FPENet
Model description
A lightweight feature pyramid encoding network (FPENet) to make a good trade-off between accuracy and speed.
Specifically, use a feature pyramid encoding block to encode multi-scale contextual features with depthwise dilated convolutions in all stages of the encoder.
A mutual embedding upsample module is introduced in the decoder to aggregate the high-level semantic features and low-level spatial details efficiently.
Step 1: Installing
Install packages
pip3 install 'scipy' 'matplotlib' 'pycocotools' 'opencv-python' 'easydict' 'tqdm'
Step 2: Training
Preparing datasets
Go to visit COCO official website, then select the COCO dataset you want to download.
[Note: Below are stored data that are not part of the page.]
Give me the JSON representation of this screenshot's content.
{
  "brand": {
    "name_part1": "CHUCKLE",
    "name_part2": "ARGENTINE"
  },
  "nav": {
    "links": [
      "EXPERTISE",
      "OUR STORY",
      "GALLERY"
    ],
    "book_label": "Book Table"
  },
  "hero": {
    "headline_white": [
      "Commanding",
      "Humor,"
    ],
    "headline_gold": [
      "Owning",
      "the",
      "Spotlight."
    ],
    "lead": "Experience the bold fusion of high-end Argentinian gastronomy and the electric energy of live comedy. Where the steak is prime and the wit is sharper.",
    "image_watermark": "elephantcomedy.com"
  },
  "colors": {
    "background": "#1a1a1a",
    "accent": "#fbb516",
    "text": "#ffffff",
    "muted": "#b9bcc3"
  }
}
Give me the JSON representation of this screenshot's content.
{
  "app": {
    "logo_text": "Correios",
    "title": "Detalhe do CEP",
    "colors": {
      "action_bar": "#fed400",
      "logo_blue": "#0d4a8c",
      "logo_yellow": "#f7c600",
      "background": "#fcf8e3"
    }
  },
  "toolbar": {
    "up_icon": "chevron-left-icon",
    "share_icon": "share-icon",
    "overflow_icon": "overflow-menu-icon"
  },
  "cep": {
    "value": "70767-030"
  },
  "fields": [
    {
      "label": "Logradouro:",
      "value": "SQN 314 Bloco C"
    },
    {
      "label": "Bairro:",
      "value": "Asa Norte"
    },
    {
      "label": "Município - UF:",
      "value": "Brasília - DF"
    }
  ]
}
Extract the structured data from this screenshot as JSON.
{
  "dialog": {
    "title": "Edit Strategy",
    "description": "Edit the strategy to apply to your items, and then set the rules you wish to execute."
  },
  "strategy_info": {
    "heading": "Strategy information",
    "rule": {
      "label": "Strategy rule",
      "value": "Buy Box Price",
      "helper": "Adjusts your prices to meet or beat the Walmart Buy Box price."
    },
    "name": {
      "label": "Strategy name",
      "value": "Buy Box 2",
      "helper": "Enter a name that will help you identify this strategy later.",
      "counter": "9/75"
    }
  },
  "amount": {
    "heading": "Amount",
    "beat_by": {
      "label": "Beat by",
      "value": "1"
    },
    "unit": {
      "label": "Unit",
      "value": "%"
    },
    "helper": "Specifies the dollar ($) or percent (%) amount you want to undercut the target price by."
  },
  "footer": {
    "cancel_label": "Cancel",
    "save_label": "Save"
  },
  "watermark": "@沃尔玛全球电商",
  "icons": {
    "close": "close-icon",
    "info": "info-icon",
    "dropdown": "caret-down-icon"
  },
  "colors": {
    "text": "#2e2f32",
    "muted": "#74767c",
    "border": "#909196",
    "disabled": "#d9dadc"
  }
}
Take coco2017 dataset as an example, specify /path/to/coco2017
to your COCO path in later training process, the unzipped dataset path structure sholud look like:
coco2017
├── annotations
│ ├── instances_train2017.json
│ ├── instances_val2017.json
│ └── ...
├── train2017
│ ├── 000000000009.jpg
│ ├── 000000000025.jpg
│ └── ...
├── val2017
│ ├── 000000000139.jpg
│ ├── 000000000285.jpg
│ └── ...
├── train2017.txt
├── val2017.txt
└── ...
Training on COCO dataset
bash train_fpenet_dist.sh --data-path /path/to/coco2017/ --dataset coco
Reference
Ref: https://github.com/LikeLy-Journey/SegmenTron
Ref: torchvision